A same-family judge can share the primary classifier’s blind spots. To get a genuinely independent signal, we also run an offline check with a different model family — a GPT-family model — over a held-out sample, and compare its verdict against the Claude classifier’s. The judge is held to structured output (its s.250 status and SM&CR coverage verdicts are constrained to the same fixed schema values, so they cannot drift outside the allowed set), and every run is recorded to the methodology audit trail.
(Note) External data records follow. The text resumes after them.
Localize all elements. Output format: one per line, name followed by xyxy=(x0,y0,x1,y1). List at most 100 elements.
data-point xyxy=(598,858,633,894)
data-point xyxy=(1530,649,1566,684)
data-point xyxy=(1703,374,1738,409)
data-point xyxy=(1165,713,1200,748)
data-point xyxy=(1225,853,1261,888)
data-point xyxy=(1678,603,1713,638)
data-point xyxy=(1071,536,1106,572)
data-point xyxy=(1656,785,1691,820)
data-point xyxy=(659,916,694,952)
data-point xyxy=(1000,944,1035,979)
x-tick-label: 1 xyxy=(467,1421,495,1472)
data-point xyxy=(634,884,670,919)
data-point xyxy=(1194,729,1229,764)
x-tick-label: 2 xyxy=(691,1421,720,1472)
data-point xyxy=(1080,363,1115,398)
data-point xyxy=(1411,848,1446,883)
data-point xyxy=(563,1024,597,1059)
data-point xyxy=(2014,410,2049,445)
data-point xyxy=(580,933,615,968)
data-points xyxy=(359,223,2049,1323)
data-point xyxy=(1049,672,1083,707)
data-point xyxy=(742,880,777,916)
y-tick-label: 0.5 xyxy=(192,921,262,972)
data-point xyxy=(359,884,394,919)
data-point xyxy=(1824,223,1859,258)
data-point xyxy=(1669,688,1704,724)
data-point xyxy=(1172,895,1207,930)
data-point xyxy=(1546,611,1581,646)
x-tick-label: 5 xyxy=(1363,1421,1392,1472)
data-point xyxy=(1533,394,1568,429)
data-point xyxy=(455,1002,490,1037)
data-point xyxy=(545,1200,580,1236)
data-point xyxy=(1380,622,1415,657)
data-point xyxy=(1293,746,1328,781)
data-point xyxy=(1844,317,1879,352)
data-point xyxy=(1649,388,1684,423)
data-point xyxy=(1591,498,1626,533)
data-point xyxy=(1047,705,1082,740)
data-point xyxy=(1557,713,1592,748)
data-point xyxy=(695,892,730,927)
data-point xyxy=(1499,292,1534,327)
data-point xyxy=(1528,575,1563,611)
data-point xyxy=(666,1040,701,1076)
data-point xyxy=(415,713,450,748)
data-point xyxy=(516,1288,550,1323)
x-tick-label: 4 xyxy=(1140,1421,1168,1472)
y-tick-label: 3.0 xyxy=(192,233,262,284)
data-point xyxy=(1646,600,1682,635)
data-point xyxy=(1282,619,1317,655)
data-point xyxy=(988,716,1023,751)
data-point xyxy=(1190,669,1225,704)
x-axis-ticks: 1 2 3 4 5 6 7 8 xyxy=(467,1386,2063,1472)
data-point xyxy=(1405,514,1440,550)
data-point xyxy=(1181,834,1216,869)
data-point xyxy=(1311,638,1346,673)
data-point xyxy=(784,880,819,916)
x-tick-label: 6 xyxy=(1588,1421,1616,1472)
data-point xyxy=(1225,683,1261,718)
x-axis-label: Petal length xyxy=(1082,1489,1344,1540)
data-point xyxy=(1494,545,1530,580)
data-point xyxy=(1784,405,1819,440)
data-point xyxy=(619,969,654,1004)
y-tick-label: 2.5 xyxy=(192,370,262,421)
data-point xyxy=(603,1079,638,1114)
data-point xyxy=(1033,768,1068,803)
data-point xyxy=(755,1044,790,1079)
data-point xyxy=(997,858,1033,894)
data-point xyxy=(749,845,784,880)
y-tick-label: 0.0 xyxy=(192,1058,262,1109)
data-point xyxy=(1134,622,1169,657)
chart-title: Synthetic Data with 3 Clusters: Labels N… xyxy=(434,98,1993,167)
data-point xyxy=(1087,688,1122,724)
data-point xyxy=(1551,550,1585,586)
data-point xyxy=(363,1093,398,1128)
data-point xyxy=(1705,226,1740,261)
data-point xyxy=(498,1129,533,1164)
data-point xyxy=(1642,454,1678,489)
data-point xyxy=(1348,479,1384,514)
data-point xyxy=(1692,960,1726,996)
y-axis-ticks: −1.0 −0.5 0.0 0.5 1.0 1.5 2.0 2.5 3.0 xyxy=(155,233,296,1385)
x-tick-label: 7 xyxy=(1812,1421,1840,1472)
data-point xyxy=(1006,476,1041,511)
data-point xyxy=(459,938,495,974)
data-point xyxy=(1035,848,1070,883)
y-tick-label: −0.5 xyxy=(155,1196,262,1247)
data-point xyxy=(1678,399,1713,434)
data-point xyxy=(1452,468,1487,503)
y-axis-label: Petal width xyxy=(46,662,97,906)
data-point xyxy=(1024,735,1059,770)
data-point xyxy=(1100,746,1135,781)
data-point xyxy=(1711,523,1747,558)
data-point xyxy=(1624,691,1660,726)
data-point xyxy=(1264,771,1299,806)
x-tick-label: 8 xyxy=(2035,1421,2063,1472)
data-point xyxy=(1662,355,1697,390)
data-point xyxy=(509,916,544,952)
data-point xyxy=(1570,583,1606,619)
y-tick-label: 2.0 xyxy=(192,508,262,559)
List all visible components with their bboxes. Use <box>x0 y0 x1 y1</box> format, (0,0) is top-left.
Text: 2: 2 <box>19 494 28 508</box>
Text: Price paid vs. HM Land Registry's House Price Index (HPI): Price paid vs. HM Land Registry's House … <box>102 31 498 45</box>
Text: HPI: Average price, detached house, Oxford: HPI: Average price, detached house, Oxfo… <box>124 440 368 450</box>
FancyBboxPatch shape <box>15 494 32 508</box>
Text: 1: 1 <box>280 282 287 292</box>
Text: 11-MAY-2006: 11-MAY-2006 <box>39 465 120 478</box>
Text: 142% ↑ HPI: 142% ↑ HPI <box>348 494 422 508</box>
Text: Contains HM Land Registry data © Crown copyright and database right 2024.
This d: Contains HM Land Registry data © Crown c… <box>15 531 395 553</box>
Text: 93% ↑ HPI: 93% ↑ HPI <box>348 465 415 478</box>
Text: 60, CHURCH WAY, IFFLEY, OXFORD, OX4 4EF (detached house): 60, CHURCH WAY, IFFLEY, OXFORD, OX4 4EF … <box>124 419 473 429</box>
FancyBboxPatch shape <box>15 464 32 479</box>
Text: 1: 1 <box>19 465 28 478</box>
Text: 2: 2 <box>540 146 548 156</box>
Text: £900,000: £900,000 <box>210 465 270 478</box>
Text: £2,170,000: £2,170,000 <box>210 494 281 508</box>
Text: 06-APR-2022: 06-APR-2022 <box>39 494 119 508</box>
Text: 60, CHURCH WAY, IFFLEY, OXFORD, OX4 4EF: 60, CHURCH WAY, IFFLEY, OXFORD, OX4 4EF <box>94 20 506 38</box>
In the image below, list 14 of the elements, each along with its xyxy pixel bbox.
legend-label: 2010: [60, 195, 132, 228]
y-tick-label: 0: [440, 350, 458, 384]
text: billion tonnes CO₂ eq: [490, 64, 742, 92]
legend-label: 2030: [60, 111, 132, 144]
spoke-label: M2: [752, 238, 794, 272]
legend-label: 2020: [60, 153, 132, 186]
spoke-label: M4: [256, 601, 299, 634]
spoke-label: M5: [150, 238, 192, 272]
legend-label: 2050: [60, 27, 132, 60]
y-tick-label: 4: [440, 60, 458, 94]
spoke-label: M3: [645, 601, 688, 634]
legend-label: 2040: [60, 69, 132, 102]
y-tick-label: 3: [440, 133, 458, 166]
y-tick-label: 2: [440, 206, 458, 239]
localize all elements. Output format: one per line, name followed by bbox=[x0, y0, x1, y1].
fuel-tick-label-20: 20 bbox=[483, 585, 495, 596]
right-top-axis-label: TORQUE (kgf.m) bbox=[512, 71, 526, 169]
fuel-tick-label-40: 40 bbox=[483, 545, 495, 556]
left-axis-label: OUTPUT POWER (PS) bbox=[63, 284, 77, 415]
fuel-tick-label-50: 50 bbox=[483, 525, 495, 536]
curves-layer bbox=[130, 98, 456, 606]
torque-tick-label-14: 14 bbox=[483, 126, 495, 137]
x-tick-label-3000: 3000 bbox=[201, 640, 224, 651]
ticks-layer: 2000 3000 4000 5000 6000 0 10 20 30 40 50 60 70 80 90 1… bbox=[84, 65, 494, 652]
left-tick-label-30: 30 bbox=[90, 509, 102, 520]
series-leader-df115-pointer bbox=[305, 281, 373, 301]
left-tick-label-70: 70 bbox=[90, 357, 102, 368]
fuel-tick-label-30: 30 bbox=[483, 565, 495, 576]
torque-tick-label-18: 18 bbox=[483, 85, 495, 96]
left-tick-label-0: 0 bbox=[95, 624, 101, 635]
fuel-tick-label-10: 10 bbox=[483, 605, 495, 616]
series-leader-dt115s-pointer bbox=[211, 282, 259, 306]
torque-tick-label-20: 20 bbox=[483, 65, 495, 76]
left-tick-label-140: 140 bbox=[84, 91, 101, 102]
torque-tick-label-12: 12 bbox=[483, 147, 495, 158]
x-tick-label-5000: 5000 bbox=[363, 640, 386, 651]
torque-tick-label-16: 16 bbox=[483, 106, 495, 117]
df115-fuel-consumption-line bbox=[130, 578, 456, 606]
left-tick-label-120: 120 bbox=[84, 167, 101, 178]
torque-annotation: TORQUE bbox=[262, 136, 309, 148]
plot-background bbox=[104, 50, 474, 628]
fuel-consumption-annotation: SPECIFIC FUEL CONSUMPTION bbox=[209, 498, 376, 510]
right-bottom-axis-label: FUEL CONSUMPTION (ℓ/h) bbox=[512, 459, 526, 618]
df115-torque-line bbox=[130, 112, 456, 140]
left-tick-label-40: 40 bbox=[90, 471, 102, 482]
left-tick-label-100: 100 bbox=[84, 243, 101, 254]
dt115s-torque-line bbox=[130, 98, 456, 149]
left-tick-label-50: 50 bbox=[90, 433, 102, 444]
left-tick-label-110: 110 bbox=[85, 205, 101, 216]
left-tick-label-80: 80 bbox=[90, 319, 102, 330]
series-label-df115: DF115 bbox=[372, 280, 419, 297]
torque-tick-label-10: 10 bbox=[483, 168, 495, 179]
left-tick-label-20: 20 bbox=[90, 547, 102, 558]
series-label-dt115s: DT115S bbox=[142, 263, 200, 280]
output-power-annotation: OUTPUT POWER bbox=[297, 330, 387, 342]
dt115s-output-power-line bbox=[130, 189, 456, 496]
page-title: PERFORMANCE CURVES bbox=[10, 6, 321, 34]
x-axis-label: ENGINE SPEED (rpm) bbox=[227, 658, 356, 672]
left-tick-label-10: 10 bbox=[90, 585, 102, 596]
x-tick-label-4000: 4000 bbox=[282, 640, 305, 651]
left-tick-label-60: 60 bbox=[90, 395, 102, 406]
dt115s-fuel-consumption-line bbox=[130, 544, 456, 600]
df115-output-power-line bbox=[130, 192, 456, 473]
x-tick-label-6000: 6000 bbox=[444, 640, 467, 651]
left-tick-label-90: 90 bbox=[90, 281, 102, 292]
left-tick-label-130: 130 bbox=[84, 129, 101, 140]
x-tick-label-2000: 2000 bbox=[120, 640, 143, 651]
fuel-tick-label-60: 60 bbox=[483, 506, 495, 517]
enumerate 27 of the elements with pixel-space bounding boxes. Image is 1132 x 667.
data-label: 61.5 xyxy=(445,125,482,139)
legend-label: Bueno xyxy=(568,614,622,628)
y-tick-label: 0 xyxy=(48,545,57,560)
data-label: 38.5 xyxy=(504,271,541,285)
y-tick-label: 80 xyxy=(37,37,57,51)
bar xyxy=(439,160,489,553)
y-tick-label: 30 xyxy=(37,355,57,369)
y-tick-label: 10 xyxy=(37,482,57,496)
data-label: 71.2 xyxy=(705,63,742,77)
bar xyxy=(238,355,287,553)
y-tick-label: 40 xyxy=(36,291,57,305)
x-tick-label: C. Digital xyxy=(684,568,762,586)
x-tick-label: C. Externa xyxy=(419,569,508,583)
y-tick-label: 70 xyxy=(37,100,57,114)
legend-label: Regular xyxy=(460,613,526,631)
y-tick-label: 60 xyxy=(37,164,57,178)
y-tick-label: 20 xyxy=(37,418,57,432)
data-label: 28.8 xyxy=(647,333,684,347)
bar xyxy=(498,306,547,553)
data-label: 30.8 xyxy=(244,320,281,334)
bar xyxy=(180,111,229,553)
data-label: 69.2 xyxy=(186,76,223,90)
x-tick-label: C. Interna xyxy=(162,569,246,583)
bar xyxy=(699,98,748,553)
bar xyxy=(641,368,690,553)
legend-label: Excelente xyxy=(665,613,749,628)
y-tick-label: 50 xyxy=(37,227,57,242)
Status: Sonnet re-measurement pending. The cross-family judge is wired and runs over a held-out sample, but we publish an agreement rate only from a production-faithful Sonnet-parity run — never a placeholder or stale pre-parity number. The methodology is published here so it can be evaluated on its design until the measured rate ships.

What we publish here

The drift system is live today. Aggregate metrics ship as soon as the deployed sample is statistically informative; until then we publish the methodology so it can be evaluated on its design, not on a sample size that would over- or under-state the result.

  • What ships publicly: alert threshold, sampling rate, judge model, the three disagreement detection rules, methodology version this page was generated for.
  • What ships aggregated (post-launch): rolling 30-day disagreement rate across all firms, breakdown by disagreement kind, alert history. No firm-level data.
  • What never ships: firm-level drift samples, individual classification disagreements (this is firm-scoped data under Row-Level Security and stays inside the firm’s tenant boundary).

Scope and design choices

  • Same-family judge, by design for prompt drift. The current nightly judge is in the same model family as the primary classifier — strong at detecting prompt-driven drift, which is the regime methodology versioning is built around. A cross-family validator now runs offline as an additional, independent layer (see Cross-family validation above).
  • Nightly cadence with version pinning. Drift detection runs nightly, and every classification is pinned to a SHA-256 methodology fingerprint at the moment it was produced. An evidence pack generated today carries the methodology version it was generated against — an auditor a year later can reproduce the conditions exactly.
  • 5% sample, 10pp threshold, conservative on purpose. A 5% deterministic sample paired with a 10pp disagreement threshold is calibrated to surface meaningful drift quickly without alerting on noise. Both numbers are published here so your team can evaluate the trade-off directly.